Clarke received numerous professional awards including ASLA and AIA Excellence and Merit Awards, Progressive Architecture Annual Awards and AAN Awards, some presented by first ladies Lady Bird Johnson, Betty Ford, and Nancy Reagan. Clarke served as president of the local ASLA chapter, on the Raleigh Planning Commission, and the ASLA National Accreditation Committees.
Clarke was a 1980 Fellow of the American Society of Landscape Architects (FASLA), a member emeritus of the North Carolina Chapter of the American Society of Landscape Architects (NCASLA), a retired member of the Royal Institute of British Architects (RIBA), and a Mason of Lodge # _______. He continued to practice with his firm, Lewis Clarke Associates, until 2000. After retiring, he consulted, wrote, and painted.
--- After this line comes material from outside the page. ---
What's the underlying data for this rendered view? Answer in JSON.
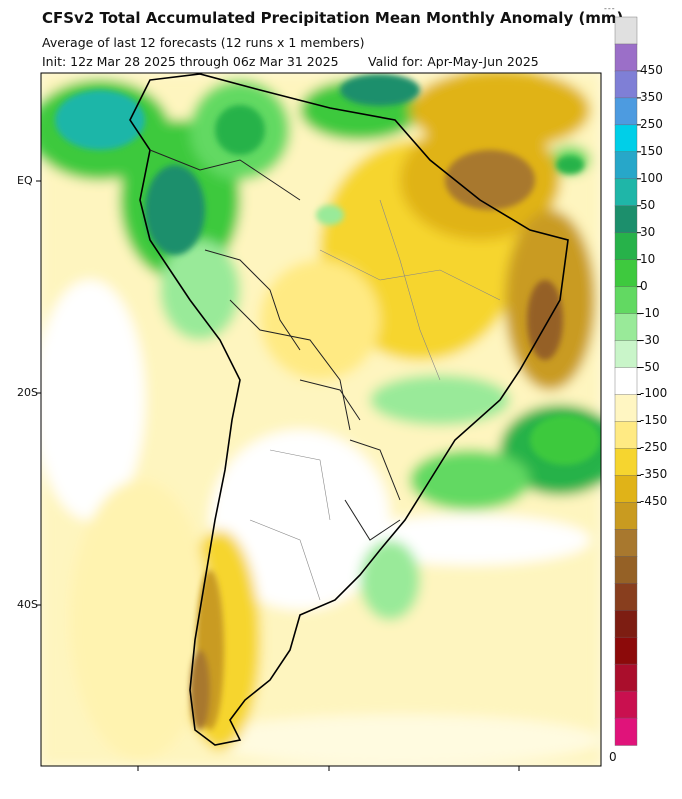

Clarke's papers and the Lewis Clarke Associates' drawings and documents are archived at the North Carolina State University Libraries Special Collections Research Center.[10]
Clarke has been a US citizen since the mid-1950s. He was married to Kit Swinson of Mt. Olive, North Carolina for twenty years. They have four children; Nigel, Jennifer, Rachel, Lisa, and three grandchildren; Katherine, Sarah, and Cody.